LUCE (avec mesure). – Pourquoi sans espérance ?

« Mon espérance, c'est de croire que mes efforts vers le bien sont indestructibles ! Et elle est si forte, ne vous en déplaise, que les triomphes partiels du mal ne la découragent pas…

« Mon espérance, à moi, n'exige pas, comme la vôtre, l'abdication de ma raison : au contraire, ma raison l'étaye. Elle me prouve que notre vie n'est ni un mouvement à vide, ni une simple occasion de souffrir, ni une course au bonheur individuel ; elle me prouve que mes actes collaborent au grand effort universel ; et partout, elle me fait découvrir des motifs d'espérer ! Partout, je vois la vis naître de la mort, l'énergie naître de la douleur, la science naître de l'erreur, l'harmonie naître du désordre. .. Et, en moi-même, ces évolutions-là se produisent tous les jours.

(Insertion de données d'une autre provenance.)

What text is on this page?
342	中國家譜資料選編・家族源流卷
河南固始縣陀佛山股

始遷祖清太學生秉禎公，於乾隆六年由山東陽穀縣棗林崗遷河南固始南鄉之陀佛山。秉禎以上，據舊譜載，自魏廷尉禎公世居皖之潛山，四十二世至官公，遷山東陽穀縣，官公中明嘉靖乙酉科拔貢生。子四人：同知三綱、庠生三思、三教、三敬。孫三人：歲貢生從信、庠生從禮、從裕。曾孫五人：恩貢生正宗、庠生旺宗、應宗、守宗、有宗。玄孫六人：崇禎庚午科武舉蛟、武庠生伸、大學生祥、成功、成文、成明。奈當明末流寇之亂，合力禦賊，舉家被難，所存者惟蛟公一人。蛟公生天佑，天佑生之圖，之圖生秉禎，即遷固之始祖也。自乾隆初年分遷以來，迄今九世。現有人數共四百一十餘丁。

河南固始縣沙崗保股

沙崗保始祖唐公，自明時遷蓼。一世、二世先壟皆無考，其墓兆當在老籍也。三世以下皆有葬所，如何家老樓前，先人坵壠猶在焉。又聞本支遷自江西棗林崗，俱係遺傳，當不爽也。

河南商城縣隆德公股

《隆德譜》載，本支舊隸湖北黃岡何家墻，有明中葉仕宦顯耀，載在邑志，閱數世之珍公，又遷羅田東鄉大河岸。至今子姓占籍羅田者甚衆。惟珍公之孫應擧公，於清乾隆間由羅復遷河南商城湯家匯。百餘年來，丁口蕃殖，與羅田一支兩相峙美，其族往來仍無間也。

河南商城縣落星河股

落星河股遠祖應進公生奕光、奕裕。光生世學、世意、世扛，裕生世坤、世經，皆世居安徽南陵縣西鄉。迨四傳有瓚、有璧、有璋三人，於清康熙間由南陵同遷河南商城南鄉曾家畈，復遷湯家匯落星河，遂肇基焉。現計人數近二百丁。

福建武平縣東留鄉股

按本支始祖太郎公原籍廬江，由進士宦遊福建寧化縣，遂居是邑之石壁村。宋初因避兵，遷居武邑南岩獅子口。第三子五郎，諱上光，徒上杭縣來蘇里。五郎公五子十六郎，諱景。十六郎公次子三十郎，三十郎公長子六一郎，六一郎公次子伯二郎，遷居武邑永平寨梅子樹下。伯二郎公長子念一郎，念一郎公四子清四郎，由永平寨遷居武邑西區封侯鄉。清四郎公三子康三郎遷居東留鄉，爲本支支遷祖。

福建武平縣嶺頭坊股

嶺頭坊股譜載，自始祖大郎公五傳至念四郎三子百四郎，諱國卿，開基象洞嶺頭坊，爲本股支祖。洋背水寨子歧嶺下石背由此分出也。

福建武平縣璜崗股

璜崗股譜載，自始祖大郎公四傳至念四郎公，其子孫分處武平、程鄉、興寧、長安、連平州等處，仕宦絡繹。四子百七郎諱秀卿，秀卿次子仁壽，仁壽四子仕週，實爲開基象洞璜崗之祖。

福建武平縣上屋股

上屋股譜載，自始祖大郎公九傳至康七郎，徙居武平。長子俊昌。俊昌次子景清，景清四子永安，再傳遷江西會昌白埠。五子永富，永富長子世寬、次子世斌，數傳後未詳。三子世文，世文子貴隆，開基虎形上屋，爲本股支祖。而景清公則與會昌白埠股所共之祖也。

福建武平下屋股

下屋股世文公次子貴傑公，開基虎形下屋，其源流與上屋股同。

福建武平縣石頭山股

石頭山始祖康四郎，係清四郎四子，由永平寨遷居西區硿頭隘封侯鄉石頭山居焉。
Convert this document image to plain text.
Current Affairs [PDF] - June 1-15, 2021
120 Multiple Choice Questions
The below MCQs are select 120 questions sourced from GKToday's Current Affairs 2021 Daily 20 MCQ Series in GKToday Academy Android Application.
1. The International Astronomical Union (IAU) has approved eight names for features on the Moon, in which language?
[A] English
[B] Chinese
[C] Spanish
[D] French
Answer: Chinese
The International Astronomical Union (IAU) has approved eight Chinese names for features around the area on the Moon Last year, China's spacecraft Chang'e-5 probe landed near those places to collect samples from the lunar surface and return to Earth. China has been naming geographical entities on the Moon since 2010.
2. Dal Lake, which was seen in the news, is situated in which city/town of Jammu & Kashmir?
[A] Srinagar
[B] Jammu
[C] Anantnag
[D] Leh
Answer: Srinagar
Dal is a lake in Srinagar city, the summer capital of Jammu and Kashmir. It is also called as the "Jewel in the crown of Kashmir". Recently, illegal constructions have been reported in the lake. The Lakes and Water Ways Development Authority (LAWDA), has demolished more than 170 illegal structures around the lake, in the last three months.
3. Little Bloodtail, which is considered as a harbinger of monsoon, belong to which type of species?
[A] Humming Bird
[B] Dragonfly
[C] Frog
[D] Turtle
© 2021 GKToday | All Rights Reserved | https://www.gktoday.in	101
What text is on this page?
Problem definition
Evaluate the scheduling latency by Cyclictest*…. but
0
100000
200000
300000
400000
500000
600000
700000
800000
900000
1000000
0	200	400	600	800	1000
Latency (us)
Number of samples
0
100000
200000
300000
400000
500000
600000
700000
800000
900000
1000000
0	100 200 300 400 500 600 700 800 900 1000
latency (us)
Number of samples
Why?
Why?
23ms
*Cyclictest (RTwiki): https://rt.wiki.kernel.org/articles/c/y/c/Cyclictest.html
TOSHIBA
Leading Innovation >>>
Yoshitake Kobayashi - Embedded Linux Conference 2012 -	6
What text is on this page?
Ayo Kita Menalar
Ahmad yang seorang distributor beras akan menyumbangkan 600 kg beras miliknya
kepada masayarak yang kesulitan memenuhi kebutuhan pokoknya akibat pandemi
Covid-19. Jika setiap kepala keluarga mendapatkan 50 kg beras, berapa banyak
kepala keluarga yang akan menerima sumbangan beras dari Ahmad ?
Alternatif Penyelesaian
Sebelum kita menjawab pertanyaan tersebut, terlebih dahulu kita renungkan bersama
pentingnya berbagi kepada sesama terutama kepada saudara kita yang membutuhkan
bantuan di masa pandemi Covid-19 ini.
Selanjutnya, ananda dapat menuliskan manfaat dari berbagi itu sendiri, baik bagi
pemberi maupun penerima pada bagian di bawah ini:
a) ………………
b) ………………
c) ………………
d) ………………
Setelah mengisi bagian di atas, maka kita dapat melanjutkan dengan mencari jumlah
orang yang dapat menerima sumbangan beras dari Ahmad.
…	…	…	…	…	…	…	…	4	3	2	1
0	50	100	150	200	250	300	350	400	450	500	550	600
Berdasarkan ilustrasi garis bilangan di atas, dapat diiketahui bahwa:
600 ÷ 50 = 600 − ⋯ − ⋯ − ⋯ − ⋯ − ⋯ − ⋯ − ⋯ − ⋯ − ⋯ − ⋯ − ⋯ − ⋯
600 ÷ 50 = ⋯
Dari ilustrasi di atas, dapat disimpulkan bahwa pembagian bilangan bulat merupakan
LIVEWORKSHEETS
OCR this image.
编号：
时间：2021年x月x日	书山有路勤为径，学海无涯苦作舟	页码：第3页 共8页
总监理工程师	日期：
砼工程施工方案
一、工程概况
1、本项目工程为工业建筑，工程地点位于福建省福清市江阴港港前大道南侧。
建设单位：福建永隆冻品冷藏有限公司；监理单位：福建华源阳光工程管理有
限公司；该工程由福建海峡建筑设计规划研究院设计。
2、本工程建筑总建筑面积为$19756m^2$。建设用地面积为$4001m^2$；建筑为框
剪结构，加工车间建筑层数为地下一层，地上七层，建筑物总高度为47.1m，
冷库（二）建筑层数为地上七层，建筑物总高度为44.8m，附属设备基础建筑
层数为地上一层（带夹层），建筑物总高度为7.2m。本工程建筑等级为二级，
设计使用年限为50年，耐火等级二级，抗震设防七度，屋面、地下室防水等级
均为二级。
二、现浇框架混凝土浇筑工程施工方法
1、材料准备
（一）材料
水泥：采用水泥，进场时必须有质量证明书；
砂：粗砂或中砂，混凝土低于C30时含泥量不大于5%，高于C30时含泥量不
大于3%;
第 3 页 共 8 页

« Oui, je lui ai offert une foi, moi aussi, et qui valait bien la vôtre, Monsieur l'Abbé ! »

(…)
A mon âge – autant dire au seuil de la mort – on est sincère, n'est-ce pas ? Ce n'est pas l'heure où l'on a envie de faire des phrases… Eh bien, je vous affirme que j'envisage la mort avec toute la sérénité dont l'homme est capable – avec la même sérénité que vous ! »

L'abbé détourne la tête.

LUCE. – Qu'est-ce qui vous adoucira le moment fatal ? C'est la paix d'une conscience tranquille… Cette sérénité-là, je puis l'avoir au même titre que vous…

L'ABBE (ton âpre, sans regarder Luce). – Mais ce que vous n'aurez pas, vous, c'est un prêtre, un envoyé de Dieu, pour venir se pencher sur votre agonie, et, d'un seul geste d'absolution, effacer jusqu'au souvenir de ce que vous aurez fait de pire !... »

LUCE (doucement). – Je n'en ai pas besoin. »

Il est devenu blême, tout à coup. Un sourire d'orgueil. Il tend sa main à l'abbé.

LUCE. – « Au revoir, monsieur l'Abbé… Sans rancune… Et pourtant, vous venez de me faire mal… J'avais presque oublié que je suis condamné, et vous venez de m'en faire souvenir – durement… »

Geste de l'abbé.

LUCE (souriant toujours). – « Je sais que dans deux, trois, quatre mois, tout au plus, il faudra que je subisse une opération, qui est sans espoir… Et, si je suis venu voir Barois, c'est parce que je me sais encore plus sûrement perdu que lui-même… »

L'ABBE (bouleversé). – « Vous vous exagérez peut-être… »

LUCE (cessant de sourire). – Oh, ce n'est pas que je regarde la mort sans épouvante… Non… Mais je la regarde ! (Il frissonne.) J'en ai peur autant qu'un autre, parce que ma chair est lâche ; mais c'est une peur physique. Moralement, allez, je reste bien d'aplomb ! »

Il traverse le trottoir d'un pas ferme.

L'abbé le suit des yeux jusqu'à ce qu'il ait disparu.



Extrait de Jean Barois. Œuvres complètes de Roger Martin du Gard, Gallimard, La Pléiade, 1955, pages 549-553.